Le Bureau de la Sécurité publique d'Urumqi a annoncé dans la nuit de samedi à dimanche que les rassemblements, défilés ou manifestations étaient interdits dans la ville de 2,3 millions d'habitants, capitale de cette Région autonome du nord-ouest de la Chine à population majoritairement musulmane et turcophone.
Dans cette annonce relayée par l'agence officielle Chine Nouvelle, les autorités, tout en affirmant qu'elles "contrôlent la situation", annoncent que "les réunions, marches (de protestation) ou manifestations dans les rues ou en plein air ne sont pas autorisées sans permis de la police". "La police dispersera les rassemblements illégaux conformément à la loi et est habilitée à prendre les mesures nécessaires si la foule refuse de se disperser", avertit le texte.
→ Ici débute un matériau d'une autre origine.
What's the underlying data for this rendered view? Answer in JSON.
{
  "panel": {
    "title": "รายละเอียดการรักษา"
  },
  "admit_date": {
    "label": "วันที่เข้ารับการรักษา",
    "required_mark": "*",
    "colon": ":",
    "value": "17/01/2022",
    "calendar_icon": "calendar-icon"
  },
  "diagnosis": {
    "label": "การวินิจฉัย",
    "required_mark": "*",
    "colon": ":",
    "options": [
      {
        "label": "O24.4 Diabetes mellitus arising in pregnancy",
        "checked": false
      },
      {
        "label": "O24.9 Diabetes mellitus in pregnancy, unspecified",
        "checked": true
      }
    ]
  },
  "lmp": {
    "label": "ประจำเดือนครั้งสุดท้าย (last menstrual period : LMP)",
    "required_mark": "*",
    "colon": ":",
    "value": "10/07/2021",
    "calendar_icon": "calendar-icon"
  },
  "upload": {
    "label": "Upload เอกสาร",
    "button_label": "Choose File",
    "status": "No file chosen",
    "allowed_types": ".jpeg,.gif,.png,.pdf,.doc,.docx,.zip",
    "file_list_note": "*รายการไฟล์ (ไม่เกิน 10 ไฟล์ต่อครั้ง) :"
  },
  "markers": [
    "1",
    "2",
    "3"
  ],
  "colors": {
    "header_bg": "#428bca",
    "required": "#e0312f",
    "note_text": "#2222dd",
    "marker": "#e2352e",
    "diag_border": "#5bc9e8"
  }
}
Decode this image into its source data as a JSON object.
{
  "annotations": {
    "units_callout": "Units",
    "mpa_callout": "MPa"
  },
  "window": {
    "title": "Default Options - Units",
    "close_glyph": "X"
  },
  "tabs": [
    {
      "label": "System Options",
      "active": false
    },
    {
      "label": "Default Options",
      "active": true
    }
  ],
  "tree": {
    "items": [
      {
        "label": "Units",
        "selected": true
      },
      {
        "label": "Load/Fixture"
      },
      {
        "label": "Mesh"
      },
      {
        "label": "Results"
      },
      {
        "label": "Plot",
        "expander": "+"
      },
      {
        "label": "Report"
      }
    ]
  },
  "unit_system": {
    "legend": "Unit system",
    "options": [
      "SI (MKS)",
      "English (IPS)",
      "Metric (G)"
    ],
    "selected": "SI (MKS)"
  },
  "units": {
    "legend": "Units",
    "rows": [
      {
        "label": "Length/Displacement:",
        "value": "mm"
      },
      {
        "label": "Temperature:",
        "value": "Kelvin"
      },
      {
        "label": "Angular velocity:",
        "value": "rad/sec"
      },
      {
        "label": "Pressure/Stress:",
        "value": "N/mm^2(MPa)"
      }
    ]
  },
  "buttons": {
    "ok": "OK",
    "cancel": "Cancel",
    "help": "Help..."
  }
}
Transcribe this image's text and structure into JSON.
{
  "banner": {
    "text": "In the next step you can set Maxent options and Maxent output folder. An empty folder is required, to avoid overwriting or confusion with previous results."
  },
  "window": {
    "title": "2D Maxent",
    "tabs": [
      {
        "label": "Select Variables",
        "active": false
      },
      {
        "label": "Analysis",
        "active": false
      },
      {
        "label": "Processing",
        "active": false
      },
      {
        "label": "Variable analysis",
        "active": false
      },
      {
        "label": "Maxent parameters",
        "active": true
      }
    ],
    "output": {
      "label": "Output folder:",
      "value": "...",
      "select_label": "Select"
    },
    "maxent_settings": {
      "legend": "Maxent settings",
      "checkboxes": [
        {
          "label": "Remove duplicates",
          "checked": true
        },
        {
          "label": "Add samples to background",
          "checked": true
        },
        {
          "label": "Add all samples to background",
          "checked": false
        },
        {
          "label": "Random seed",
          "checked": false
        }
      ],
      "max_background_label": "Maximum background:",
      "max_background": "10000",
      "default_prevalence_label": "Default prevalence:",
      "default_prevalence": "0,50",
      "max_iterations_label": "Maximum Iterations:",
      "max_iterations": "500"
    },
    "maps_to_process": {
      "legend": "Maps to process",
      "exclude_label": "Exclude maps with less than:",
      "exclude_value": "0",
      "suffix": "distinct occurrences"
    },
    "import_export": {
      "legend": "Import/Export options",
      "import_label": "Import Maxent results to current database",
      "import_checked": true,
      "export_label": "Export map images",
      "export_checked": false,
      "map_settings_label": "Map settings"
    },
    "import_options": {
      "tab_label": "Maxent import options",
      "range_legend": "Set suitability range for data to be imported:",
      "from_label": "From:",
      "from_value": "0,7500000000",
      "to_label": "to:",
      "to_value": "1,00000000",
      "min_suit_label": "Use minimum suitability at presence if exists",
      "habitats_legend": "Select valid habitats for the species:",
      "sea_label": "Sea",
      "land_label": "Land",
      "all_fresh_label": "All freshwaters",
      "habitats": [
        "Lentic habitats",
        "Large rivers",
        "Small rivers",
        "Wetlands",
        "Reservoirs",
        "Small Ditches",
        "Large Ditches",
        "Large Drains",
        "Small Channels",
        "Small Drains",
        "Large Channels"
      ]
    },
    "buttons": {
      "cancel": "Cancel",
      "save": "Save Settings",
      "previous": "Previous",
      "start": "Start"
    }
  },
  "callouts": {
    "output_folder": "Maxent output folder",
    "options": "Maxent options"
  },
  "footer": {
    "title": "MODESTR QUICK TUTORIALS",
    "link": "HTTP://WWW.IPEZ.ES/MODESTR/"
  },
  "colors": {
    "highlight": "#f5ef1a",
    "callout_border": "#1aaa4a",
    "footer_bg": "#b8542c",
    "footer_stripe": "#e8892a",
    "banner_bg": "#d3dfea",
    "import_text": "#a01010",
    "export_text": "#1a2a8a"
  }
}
Une semaine précisément après les émeutes, ce dimanche est le 7e jour de deuil pour les Hans lors duquel cette communauté doit honorer la mémoire d'un défunt en organisant une cérémonie avec ses proches. Généralement un moine bouddhiste est invité à conduire une prière lors de laquelle sont également souvent brûlés de faux billets.
Selon le dernier bilan publié par les autorités régionales sur les violences à Urumqi, les émeutes ont fait 184 morts, dont 137 Hans, l'ethnie majoritaire en Chine, 46 Ouïghours, l'ethnie majoritaire au Xinjiang, musulmane et turcophone, et un Hui, autre minorité musulmane.
Les autorités n'ont pas évoqué de morts lors des jours suivant le 5 juillet, qui ont pourtant vu des violences sporadiques entre Ouïghours et Hans.